The common neuroectodermal origin of the cutaneous epithelium and the nervous system makes it reasonable to hypothesize that the same growth factors that govern the development, maintenance, and axonal sprouting of neurons are also involved in skin morphogenesis and development of skin appendages. It was found that NTs are established locally in the skin by glial cells, keratinocytes, fibroblasts and merkel cells, and that NGF is critical for proper innervation of this peripheral sensory organ.
Interest in the role of NGF in human skin biology and pathology has steadily grown over the past years. Nerve growth factor is mitogenic to keratinocytes. It stimulates keratinocytes proliferation and protects them from apoptosis through binding to (Trk-A) resulting in an autocrine loop for NGF in keratinocytes. Nerve growth factor is chemotactic for melanocytes and stimulates their dendricity. In addition, NGF rescues melanocytes from UV-induced apoptosis. Nerve growth factor also regulates hair follicle development and cycling.
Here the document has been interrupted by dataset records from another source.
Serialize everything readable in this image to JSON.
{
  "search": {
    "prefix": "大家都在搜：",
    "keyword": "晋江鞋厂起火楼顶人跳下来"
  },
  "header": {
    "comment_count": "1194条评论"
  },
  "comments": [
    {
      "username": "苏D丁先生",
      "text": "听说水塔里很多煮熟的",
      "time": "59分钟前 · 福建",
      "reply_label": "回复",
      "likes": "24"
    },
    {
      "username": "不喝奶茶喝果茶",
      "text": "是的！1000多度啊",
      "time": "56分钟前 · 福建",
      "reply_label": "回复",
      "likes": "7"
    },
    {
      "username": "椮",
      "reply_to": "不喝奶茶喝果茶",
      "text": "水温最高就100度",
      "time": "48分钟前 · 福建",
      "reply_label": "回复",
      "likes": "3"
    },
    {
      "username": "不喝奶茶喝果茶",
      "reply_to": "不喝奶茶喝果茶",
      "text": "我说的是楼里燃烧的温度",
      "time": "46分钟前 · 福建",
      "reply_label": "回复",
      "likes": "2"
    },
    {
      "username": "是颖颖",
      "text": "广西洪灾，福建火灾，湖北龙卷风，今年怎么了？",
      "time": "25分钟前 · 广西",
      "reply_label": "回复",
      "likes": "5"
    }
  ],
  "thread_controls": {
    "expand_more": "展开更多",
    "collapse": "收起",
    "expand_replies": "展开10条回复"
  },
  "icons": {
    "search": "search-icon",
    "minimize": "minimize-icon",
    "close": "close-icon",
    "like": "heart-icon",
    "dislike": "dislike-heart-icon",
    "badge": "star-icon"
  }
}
Moreover, it is involved in the activation, migration, and proliferation of endothelial cells, lymphocytes and macrophages in the skin, as well as in the expression of adhesion molecules on endothelial cells. All these findings implicating its role in controlling the traffic of blood cells into the skin and in the promotion of a specific immune response and cytokine production with implications for chronic inflammatory, allergic and autoimmune diseases.
Increasing evidences suggest that NTs are involved in the pathogenesis of inflammatory skin diseases characterized either by cell loss (stress-induced alopecia) or hyperproliferation (inflammation, wound healing, psoriasis, atopic dermatitis) via neurogenic inflammatory processes or by inducing a misbalance in cytokine production and autoimmune responses.
Despite substantial progress in understanding the molecular mechanisms of NTs signalling during the last decade, additional efforts are required to fully understand mechanisms controlling the expression patterns of NTs, their receptors and co-receptors, as well as intracellular adaptor molecules in normal and pathologically altered skin cells. Progress in these neglected areas of skin and NTs research certainly is a prerequisite for the development of satisfactory new treatment modalities for several major pathological skin conditions, such as alopecia, psoriasis, atopic dermatitis and tumor growth, based on the well-targeted modulation of selected aspects of NTs signaling.